Waiting is a sensible decision. Think ahead to how much fun you’d have choosing a dog with your children in tow.

calmandbright · 05/03/2018 21:59

I had chickens and ducks, care for which consisted basically only letting them out in the morning and watering and m feeding, and popping down the garden once or twice to check on them, then shutting them up at night. It sounds ludicrous looking back but when my babies were really little I had a full blown meltdown one morning (snotty tears and everything) because the responsibility of the ducks and chooks on top of the babies (2 VERY close in age). I seriously considered selling them several times. If I had a dog i think I’d have had a breakdown, and I had pretty easy babies and am a natural ‘coper’. I’m glad you decided to wait. And your vision can still definitely come true! Just hang on until you get through the baby phase.

steppemum · 05/03/2018 22:00

I am going to put another point of view.
My friends are dog people and have always had a dog. Their old dog died around the time she got pregnant. She started maternity leave and got a 12 week old puppy on the same day. We all thought she was mad.

We looked after the puppy when she went in to have the baby (she ended up being in for a week)

It worked for several reasons.

  1. They are serious dog people and their lives revolve around dogs.
  2. Her husband is as serious about the dogs as she is and for the first 6-9 months he did all the dog walking
  3. The puppy was the gentlest sweetest animal, they chose a puppy from a mum and dad who were known for their temperament.

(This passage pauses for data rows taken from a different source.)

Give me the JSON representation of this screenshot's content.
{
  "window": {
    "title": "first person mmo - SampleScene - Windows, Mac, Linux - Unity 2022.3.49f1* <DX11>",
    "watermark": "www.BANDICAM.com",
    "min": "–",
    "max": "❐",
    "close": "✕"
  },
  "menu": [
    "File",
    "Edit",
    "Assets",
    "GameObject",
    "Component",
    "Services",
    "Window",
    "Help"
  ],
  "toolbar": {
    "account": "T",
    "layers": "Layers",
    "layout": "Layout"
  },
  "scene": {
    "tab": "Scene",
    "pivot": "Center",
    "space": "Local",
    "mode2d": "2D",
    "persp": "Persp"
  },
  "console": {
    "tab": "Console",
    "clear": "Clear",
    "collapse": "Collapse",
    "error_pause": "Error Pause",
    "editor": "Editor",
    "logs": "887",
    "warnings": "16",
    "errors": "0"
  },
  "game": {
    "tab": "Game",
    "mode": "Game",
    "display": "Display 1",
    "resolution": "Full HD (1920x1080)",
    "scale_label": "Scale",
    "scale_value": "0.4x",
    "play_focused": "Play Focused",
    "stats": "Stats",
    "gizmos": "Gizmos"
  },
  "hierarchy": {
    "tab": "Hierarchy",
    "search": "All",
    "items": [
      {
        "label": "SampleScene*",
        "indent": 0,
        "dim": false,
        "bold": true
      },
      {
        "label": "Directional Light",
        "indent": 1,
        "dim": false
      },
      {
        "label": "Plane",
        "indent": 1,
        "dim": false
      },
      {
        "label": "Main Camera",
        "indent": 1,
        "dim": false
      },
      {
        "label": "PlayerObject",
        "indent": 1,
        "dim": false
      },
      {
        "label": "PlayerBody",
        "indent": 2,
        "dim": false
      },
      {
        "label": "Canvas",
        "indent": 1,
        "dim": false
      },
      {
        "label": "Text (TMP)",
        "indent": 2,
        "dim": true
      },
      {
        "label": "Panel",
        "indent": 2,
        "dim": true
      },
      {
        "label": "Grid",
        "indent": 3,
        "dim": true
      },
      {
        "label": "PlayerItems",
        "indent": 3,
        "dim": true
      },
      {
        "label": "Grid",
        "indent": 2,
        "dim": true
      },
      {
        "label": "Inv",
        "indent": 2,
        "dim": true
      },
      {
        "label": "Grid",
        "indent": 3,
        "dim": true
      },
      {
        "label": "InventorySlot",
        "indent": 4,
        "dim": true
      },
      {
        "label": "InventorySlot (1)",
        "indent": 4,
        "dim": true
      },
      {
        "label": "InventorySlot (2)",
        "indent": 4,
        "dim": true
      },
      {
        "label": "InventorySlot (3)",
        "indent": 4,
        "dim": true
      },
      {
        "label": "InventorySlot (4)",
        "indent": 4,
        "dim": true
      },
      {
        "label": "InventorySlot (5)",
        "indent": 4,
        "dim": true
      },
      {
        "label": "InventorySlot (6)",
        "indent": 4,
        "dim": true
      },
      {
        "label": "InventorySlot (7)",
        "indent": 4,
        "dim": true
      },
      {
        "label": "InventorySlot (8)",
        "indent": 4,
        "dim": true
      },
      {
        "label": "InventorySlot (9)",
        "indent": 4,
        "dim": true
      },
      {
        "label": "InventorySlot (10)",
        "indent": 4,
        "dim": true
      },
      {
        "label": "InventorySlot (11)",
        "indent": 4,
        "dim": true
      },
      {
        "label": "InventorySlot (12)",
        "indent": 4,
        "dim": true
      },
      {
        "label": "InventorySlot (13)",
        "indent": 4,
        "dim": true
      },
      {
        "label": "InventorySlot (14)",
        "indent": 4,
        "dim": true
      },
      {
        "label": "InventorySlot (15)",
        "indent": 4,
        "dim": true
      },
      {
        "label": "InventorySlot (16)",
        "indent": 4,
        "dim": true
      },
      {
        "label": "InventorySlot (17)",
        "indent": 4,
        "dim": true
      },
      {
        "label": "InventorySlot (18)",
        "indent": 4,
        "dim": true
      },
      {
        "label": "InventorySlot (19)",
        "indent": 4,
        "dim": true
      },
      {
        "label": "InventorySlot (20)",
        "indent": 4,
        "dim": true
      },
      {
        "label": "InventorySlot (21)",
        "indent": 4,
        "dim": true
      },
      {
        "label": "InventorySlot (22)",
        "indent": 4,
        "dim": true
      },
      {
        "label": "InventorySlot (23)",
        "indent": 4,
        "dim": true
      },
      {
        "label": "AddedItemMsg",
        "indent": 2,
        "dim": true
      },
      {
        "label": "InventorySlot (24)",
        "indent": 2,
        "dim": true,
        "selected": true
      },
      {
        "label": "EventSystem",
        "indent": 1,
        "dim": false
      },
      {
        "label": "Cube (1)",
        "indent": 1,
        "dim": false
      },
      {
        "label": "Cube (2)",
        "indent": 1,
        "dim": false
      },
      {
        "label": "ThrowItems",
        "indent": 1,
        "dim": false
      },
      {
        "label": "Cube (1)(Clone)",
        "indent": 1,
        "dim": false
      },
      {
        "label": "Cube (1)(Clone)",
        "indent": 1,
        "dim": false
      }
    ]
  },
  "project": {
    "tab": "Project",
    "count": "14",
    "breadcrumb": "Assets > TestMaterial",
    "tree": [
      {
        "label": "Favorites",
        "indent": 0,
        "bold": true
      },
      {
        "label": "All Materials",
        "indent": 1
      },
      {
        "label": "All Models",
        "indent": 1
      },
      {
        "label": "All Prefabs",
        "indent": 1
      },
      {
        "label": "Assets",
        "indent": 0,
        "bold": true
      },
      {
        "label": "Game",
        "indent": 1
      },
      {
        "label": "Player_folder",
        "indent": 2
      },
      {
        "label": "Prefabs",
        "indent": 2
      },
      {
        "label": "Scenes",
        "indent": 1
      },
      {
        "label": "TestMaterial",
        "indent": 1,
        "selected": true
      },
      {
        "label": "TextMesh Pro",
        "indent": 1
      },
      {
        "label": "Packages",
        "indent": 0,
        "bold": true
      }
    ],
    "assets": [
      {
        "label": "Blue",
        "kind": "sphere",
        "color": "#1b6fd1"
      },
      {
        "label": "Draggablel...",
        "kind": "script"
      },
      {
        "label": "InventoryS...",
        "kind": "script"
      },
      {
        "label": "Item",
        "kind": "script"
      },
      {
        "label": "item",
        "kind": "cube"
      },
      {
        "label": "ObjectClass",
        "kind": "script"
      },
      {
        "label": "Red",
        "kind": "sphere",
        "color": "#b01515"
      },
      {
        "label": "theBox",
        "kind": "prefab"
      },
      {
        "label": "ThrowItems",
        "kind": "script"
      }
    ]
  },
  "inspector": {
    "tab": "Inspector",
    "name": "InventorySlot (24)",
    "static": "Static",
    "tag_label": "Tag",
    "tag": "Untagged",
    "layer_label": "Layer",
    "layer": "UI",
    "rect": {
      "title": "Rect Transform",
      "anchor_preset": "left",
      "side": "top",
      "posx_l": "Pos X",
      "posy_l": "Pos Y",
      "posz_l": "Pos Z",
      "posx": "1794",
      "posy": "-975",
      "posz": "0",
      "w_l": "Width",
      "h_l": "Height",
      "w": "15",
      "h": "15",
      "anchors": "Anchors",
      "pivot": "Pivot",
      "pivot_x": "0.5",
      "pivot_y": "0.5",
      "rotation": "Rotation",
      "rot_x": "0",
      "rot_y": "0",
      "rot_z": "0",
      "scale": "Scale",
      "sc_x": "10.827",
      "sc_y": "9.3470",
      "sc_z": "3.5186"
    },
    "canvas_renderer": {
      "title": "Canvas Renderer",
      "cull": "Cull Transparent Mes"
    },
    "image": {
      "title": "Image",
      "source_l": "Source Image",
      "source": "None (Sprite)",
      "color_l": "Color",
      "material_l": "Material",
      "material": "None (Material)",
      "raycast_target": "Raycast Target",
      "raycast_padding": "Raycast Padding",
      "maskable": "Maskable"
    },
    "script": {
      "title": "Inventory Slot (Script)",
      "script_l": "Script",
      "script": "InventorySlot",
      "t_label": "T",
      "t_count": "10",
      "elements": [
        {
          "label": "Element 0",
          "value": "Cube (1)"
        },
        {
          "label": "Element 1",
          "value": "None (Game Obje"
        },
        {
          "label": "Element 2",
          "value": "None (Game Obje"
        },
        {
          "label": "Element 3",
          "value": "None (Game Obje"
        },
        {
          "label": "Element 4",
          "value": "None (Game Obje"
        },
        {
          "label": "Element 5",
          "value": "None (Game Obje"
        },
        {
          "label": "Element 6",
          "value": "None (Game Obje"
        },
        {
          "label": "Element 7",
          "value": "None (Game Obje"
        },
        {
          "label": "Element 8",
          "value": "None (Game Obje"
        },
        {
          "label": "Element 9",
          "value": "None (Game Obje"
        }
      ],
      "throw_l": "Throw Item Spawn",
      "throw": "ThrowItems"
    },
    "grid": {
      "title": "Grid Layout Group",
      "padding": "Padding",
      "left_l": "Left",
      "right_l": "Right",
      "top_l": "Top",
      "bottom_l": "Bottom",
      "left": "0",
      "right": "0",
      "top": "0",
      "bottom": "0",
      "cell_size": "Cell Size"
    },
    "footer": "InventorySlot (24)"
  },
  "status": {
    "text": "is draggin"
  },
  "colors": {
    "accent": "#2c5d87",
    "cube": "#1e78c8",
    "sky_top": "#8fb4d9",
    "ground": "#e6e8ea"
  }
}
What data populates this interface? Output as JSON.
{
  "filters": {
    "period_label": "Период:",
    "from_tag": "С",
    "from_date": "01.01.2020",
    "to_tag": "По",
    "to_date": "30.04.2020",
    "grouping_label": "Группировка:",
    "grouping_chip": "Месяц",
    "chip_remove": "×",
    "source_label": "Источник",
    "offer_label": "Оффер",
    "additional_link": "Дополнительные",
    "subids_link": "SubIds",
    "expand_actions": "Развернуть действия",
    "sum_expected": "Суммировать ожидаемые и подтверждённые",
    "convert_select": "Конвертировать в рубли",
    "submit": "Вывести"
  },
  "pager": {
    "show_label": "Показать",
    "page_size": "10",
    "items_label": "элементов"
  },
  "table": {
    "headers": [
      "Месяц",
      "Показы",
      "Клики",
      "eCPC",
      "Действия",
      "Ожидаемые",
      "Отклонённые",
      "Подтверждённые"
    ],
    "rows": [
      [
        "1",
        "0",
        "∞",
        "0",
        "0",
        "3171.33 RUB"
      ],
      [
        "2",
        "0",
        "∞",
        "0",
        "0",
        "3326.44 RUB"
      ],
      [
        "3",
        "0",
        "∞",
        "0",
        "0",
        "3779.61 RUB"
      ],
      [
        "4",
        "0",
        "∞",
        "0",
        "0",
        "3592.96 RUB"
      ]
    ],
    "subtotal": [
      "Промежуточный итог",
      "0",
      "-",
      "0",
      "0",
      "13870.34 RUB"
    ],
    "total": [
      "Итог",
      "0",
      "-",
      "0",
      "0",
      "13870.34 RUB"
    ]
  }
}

generally speaking, unless dogs have always been a part of your family, this is a nuts idea.
We told our friends they were mad, but actually the puppy and baby have grown up together.
The baby is now walking and they are hitting the problem of the toddler walking too slowly to give the dog a proper walk, but she doesn't want to be in the buggy.

We have fostered rescues and have now adopted one, and it is possible to find lovely rescues, but they do need careful chosing. Ours for example is as soft as butter, but a terrible food thief, which woul dhave been such a pain when the kids were little. And he needs walking for over an hour a day, which I could not have done when kids were younger.

ugghhreally · 05/03/2018 22:04

I haven't read the full thread, but don't get a dog. My sister had a dog for 7 years before she had her 1st and unfortunately as much as she loves him, once the children arrived she simply couldn't cope with the dog and children. Not only that but children do not know their own strength so can easily hurt them without meaning to. My parents willingly took the dog and he is incredibly happy.